PREDIKANTEN

 

De opstand (80 jarige oorlog) tegen de koning van Spanje die een religieuze omwenteling tot gevolg had in de religie. Nadat de Friese staten op 30 maart 1580 besluiten tot het afschaffen van de RK eredienst, komt er officieel een einde aan het katholieke geloof in Friesland. De kloosters werden afgebroken en de pastoors moesten aftreden. In 1580 was er in Jorwert nog een pastoor werkzaam. De eerste predikant na de Reformatie kwam in 1582; Suffridus Paulus Feitkema en bleef tot 1585. Onderstaand een lijst van de latere predikanten met enkele anekdotes.(Lijst van predikanten is te zien in de kerk). 

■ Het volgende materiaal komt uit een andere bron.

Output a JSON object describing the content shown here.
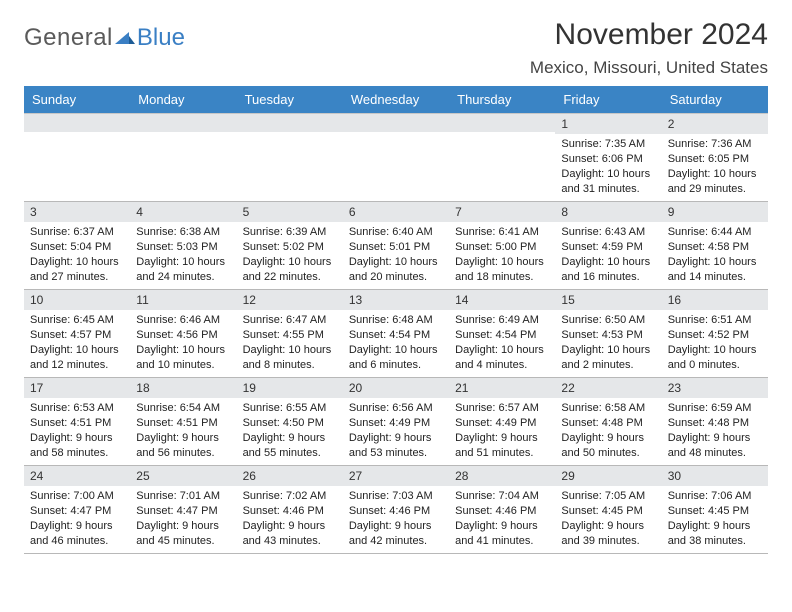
{
  "logo": {
    "general": "General",
    "blue": "Blue"
  },
  "title": "November 2024",
  "location": "Mexico, Missouri, United States",
  "colors": {
    "header_bg": "#3a84c5",
    "header_text": "#ffffff",
    "daynum_bg": "#e5e7e9",
    "border": "#b8b8b8",
    "text": "#222222",
    "logo_gray": "#5a5a5a",
    "logo_blue": "#3a7fc4"
  },
  "typography": {
    "title_fontsize": 30,
    "location_fontsize": 17,
    "weekday_fontsize": 13,
    "cell_fontsize": 11
  },
  "weekdays": [
    "Sunday",
    "Monday",
    "Tuesday",
    "Wednesday",
    "Thursday",
    "Friday",
    "Saturday"
  ],
  "weeks": [
    [
      null,
      null,
      null,
      null,
      null,
      {
        "n": "1",
        "sr": "Sunrise: 7:35 AM",
        "ss": "Sunset: 6:06 PM",
        "dl1": "Daylight: 10 hours",
        "dl2": "and 31 minutes."
      },
      {
        "n": "2",
        "sr": "Sunrise: 7:36 AM",
        "ss": "Sunset: 6:05 PM",
        "dl1": "Daylight: 10 hours",
        "dl2": "and 29 minutes."
      }
    ],
    [
      {
        "n": "3",
        "sr": "Sunrise: 6:37 AM",
        "ss": "Sunset: 5:04 PM",
        "dl1": "Daylight: 10 hours",
        "dl2": "and 27 minutes."
      },
      {
        "n": "4",
        "sr": "Sunrise: 6:38 AM",
        "ss": "Sunset: 5:03 PM",
        "dl1": "Daylight: 10 hours",
        "dl2": "and 24 minutes."
      },
      {
        "n": "5",
        "sr": "Sunrise: 6:39 AM",
        "ss": "Sunset: 5:02 PM",
        "dl1": "Daylight: 10 hours",
        "dl2": "and 22 minutes."
      },
      {
        "n": "6",
        "sr": "Sunrise: 6:40 AM",
        "ss": "Sunset: 5:01 PM",
        "dl1": "Daylight: 10 hours",
        "dl2": "and 20 minutes."
      },
      {
        "n": "7",
        "sr": "Sunrise: 6:41 AM",
        "ss": "Sunset: 5:00 PM",
        "dl1": "Daylight: 10 hours",
        "dl2": "and 18 minutes."
      },
      {
        "n": "8",
        "sr": "Sunrise: 6:43 AM",
        "ss": "Sunset: 4:59 PM",
        "dl1": "Daylight: 10 hours",
        "dl2": "and 16 minutes."
      },
      {
        "n": "9",
        "sr": "Sunrise: 6:44 AM",
        "ss": "Sunset: 4:58 PM",
        "dl1": "Daylight: 10 hours",
        "dl2": "and 14 minutes."
      }
    ],
    [
      {
        "n": "10",
        "sr": "Sunrise: 6:45 AM",
        "ss": "Sunset: 4:57 PM",
        "dl1": "Daylight: 10 hours",
        "dl2": "and 12 minutes."
      },
      {
        "n": "11",
        "sr": "Sunrise: 6:46 AM",
        "ss": "Sunset: 4:56 PM",
        "dl1": "Daylight: 10 hours",
        "dl2": "and 10 minutes."
      },
      {
        "n": "12",
        "sr": "Sunrise: 6:47 AM",
        "ss": "Sunset: 4:55 PM",
        "dl1": "Daylight: 10 hours",
        "dl2": "and 8 minutes."
      },
      {
        "n": "13",
        "sr": "Sunrise: 6:48 AM",
        "ss": "Sunset: 4:54 PM",
        "dl1": "Daylight: 10 hours",
        "dl2": "and 6 minutes."
      },
      {
        "n": "14",
        "sr": "Sunrise: 6:49 AM",
        "ss": "Sunset: 4:54 PM",
        "dl1": "Daylight: 10 hours",
        "dl2": "and 4 minutes."
      },
      {
        "n": "15",
        "sr": "Sunrise: 6:50 AM",
        "ss": "Sunset: 4:53 PM",
        "dl1": "Daylight: 10 hours",
        "dl2": "and 2 minutes."
      },
      {
        "n": "16",
        "sr": "Sunrise: 6:51 AM",
        "ss": "Sunset: 4:52 PM",
        "dl1": "Daylight: 10 hours",
        "dl2": "and 0 minutes."
      }
    ],
    [
      {
        "n": "17",
        "sr": "Sunrise: 6:53 AM",
        "ss": "Sunset: 4:51 PM",
        "dl1": "Daylight: 9 hours",
        "dl2": "and 58 minutes."
      },
      {
        "n": "18",
        "sr": "Sunrise: 6:54 AM",
        "ss": "Sunset: 4:51 PM",
        "dl1": "Daylight: 9 hours",
        "dl2": "and 56 minutes."
      },
      {
        "n": "19",
        "sr": "Sunrise: 6:55 AM",
        "ss": "Sunset: 4:50 PM",
        "dl1": "Daylight: 9 hours",
        "dl2": "and 55 minutes."
      },
      {
        "n": "20",
        "sr": "Sunrise: 6:56 AM",
        "ss": "Sunset: 4:49 PM",
        "dl1": "Daylight: 9 hours",
        "dl2": "and 53 minutes."
      },
      {
        "n": "21",
        "sr": "Sunrise: 6:57 AM",
        "ss": "Sunset: 4:49 PM",
        "dl1": "Daylight: 9 hours",
        "dl2": "and 51 minutes."
      },
      {
        "n": "22",
        "sr": "Sunrise: 6:58 AM",
        "ss": "Sunset: 4:48 PM",
        "dl1": "Daylight: 9 hours",
        "dl2": "and 50 minutes."
      },
      {
        "n": "23",
        "sr": "Sunrise: 6:59 AM",
        "ss": "Sunset: 4:48 PM",
        "dl1": "Daylight: 9 hours",
        "dl2": "and 48 minutes."
      }
    ],
    [
      {
        "n": "24",
        "sr": "Sunrise: 7:00 AM",
        "ss": "Sunset: 4:47 PM",
        "dl1": "Daylight: 9 hours",
        "dl2": "and 46 minutes."
      },
      {
        "n": "25",
        "sr": "Sunrise: 7:01 AM",
        "ss": "Sunset: 4:47 PM",
        "dl1": "Daylight: 9 hours",
        "dl2": "and 45 minutes."
      },
      {
        "n": "26",
        "sr": "Sunrise: 7:02 AM",
        "ss": "Sunset: 4:46 PM",
        "dl1": "Daylight: 9 hours",
        "dl2": "and 43 minutes."
      },
      {
        "n": "27",
        "sr": "Sunrise: 7:03 AM",
        "ss": "Sunset: 4:46 PM",
        "dl1": "Daylight: 9 hours",
        "dl2": "and 42 minutes."
      },
      {
        "n": "28",
        "sr": "Sunrise: 7:04 AM",
        "ss": "Sunset: 4:46 PM",
        "dl1": "Daylight: 9 hours",
        "dl2": "and 41 minutes."
      },
      {
        "n": "29",
        "sr": "Sunrise: 7:05 AM",
        "ss": "Sunset: 4:45 PM",
        "dl1": "Daylight: 9 hours",
        "dl2": "and 39 minutes."
      },
      {
        "n": "30",
        "sr": "Sunrise: 7:06 AM",
        "ss": "Sunset: 4:45 PM",
        "dl1": "Daylight: 9 hours",
        "dl2": "and 38 minutes."
      }
    ]
  ]
}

Predikant Meinardus Jacobus Hempenius (beroepen 1626 - 1637)

Predikant Bernardus Aquila (beroepen 1639 - 1651)

Beide predikanten zijn op jonge leeftijd overleden en liggen begraven in de kerk.

 

Predikant Martinus Hugozn Laurman (beroepen 1733 - 1785)

Predikant Laurman was 52 jaar verbonden aan Jorwert en is daarmee de langst zittende predikant. Deze predikant is begonnen met het bijhouden van het overlijdensregister van Jorwert. Niet alleen de naam en leeftijd is vermeld maar ook de reden van overlijden.

 

Predikant Jillardus Everts Penninga (beroepen 1789 - 1840) heeft 51 jaar in Jorwert voor mogen gaan.

 

Predikant Cornelis Hille Ris Lambers (beroepen 1907 - 1927)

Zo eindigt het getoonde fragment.